Начальник станции быстро просматривает какие-то бланки, потом переводит свои голубые восторженные глаза на Малахина и, улыбаясь, дыша на него свежестью, осыпает его вопросами:
— Вы господин Малахин? У вас быки? Восемь вагонов? Как же теперь быть? Вы опоздали, и четырнадцатый номер уже пущен мною ночью. Что же мы теперь будем делать?
Молодой человек двумя розовыми пальцами осторожно берет Малахина за мех полушубка и, переминаясь с ноги на ногу, ласково и убедительно объясняет ему, что такие-то номера уже ушли, а такие-то пойдут, что он готов сделать для Малахина все от него зависящее. И по лицу его видно, что он действительно готов сделать приятное не только Малахину, но даже всему свету — так он счастлив, доволен и рад! Старик слушает, и хотя ровно ничего не понимает в замысловатой поездной номерации, но одобрительно кивает головой и сам касается двумя пальцами нежной ворсы шаршавого пальто. Ему приятно видеть и слушать приличного и ласкового молодого человека. Чтобы с своей стороны показать ему свое расположение, он вынимает десятирублевку, подумав, прибавляет к ней еще две рублевые бумажки и подает их начальнику станции. Тот берет, делает под козырек и грациозно сует себе в карман.
— Вот что, господа, не устроить ли нам таким образом? — говорит он, озаренный новою, только что мелькнувшей идеей. — Воинский поезд опоздал… его, как видите, нет… Так не отправиться ли вам воинским поездом? А воинский я уж пущу двадцать восьмым номером. А?

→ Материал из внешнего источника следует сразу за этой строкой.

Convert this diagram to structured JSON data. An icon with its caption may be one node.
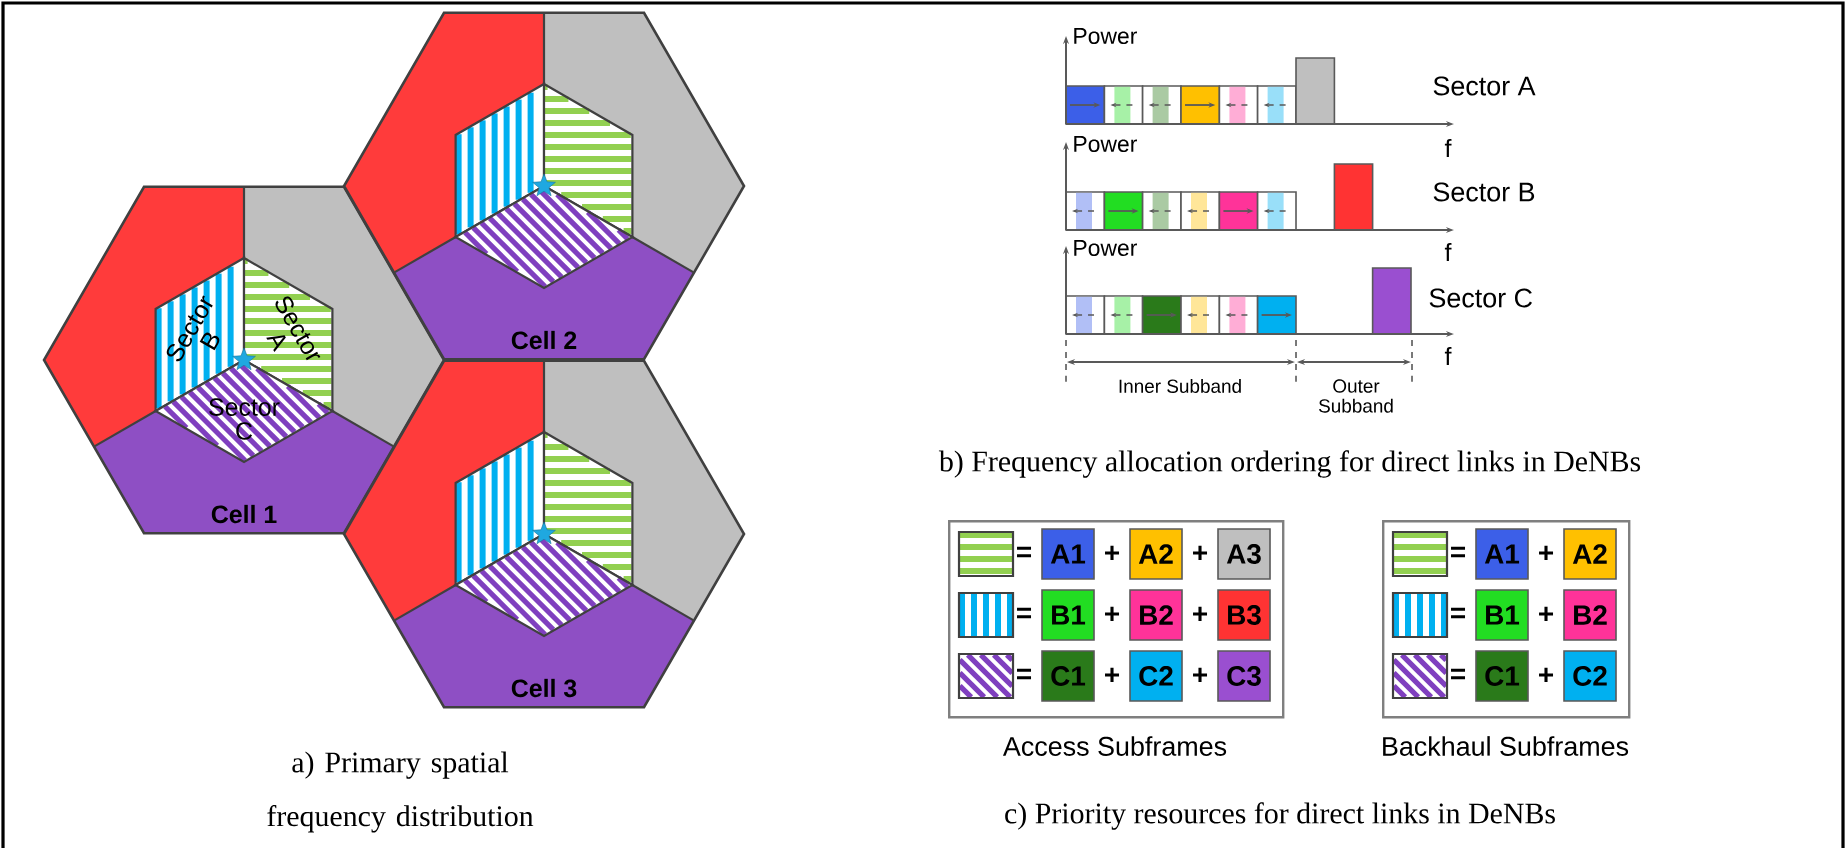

— Пожалуй, — соглашается обер-кондуктор.
— И отлично! — радуется начальник станции. — В таком случае вам нечего тут ждать, сейчас и поезжайте! Я вас сейчас и отправлю! Отлично!
Он делает Малахину под козырек и, читая на пути бланки, бежит к себе. Старик очень доволен только что бывшим разговором; он улыбается и оглядывает всю залу, как бы ища: нет ли тут еще чего-нибудь приятного?

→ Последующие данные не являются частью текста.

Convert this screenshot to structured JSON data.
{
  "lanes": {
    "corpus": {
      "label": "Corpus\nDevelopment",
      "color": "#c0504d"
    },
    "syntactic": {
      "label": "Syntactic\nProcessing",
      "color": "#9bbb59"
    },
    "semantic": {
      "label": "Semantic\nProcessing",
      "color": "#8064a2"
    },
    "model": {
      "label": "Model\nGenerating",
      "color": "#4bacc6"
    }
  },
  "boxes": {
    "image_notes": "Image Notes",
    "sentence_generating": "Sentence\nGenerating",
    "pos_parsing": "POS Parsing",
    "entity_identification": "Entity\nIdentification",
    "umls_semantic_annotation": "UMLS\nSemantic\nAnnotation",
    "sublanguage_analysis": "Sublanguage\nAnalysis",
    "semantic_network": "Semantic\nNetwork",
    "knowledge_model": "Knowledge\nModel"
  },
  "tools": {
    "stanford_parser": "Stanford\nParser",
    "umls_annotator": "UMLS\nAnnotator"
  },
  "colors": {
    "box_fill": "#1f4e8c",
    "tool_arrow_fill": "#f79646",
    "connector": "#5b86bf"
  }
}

— А мы все-таки выпьем, — говорит он, беря обер-кондуктора под руку.
— Как будто еще рановато пить.
— Нет, уж вы позвольте мне угостить вас из любезности.
Оба идут к буфету. Выпивши, обер-кондуктор долго выбирает, чем бы закусить.

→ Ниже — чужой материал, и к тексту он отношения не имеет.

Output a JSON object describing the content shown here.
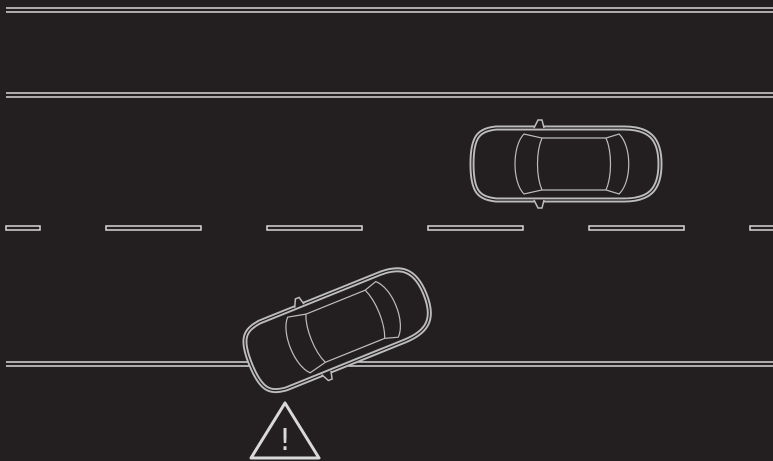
{
  "scene": {
    "background_color": "#231f20",
    "line_color": "#d9d9d9",
    "road_edges": [
      "top-edge",
      "upper-lane-line",
      "lower-edge"
    ],
    "center_line": "dashed",
    "cars": [
      {
        "name": "car-ahead",
        "lane": "left-lane",
        "heading": "right"
      },
      {
        "name": "car-drifting",
        "lane": "right-lane",
        "heading": "up-right",
        "crossing": "lower-edge"
      }
    ],
    "warning_icon": {
      "symbol": "!",
      "shape": "triangle"
    }
  }
}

Это человек пожилой, чрезвычайно полный, с полинявшим, пухлым лицом. Полнота у него неприятная, обрюзглая, с желтизною, какая бывает у людей, много пьющих и спящих не вовремя.
— А теперь и по второй можно выпить, — говорит Малахин. — Теперь время холодное, не грех выпить. Кушайте, покорнейше прошу. Так, значит, я на вас надеюсь, господин обер-кондуктор, что всю дорогу не будет никаких препятствий и неприятностей. Потому, знаете, в нашем скотопромышленном деле каждый час дорог. Сегодня одна цена мясу, а завтра, гляди, другая. Опоздаешь на день — на два и не попадешь в цену, да вместо того, чтоб пользу взять, гляди, и приедешь домой, извините, без брюков. Кушайте, покорнейше прошу… Я на вас надеюсь, а насчет угощения, или чего желаете, я из любезности могу во всякое время вас уважить.
Накормив обер-кондуктора, Малахин возвращается к себе в вагон.
— Сейчас я себе воинский номер вымаклачил, — говорит он сыну. — Шибко поедем. Кондуктор говорит, что если все время с этим номером будем ехать, то завтра в 8 часов вечера будем на месте. Не похлопочешь, брат, не получишь… Так-то… Гляди вот и приучайся…
После первого звонка к дверям вагона подходит человек с лицом, черным от сажи, в блузе и в грязных, потертых панталонах навыпуск. Это смазчик, который только что лазил под вагонами и стучал молотком по колесам.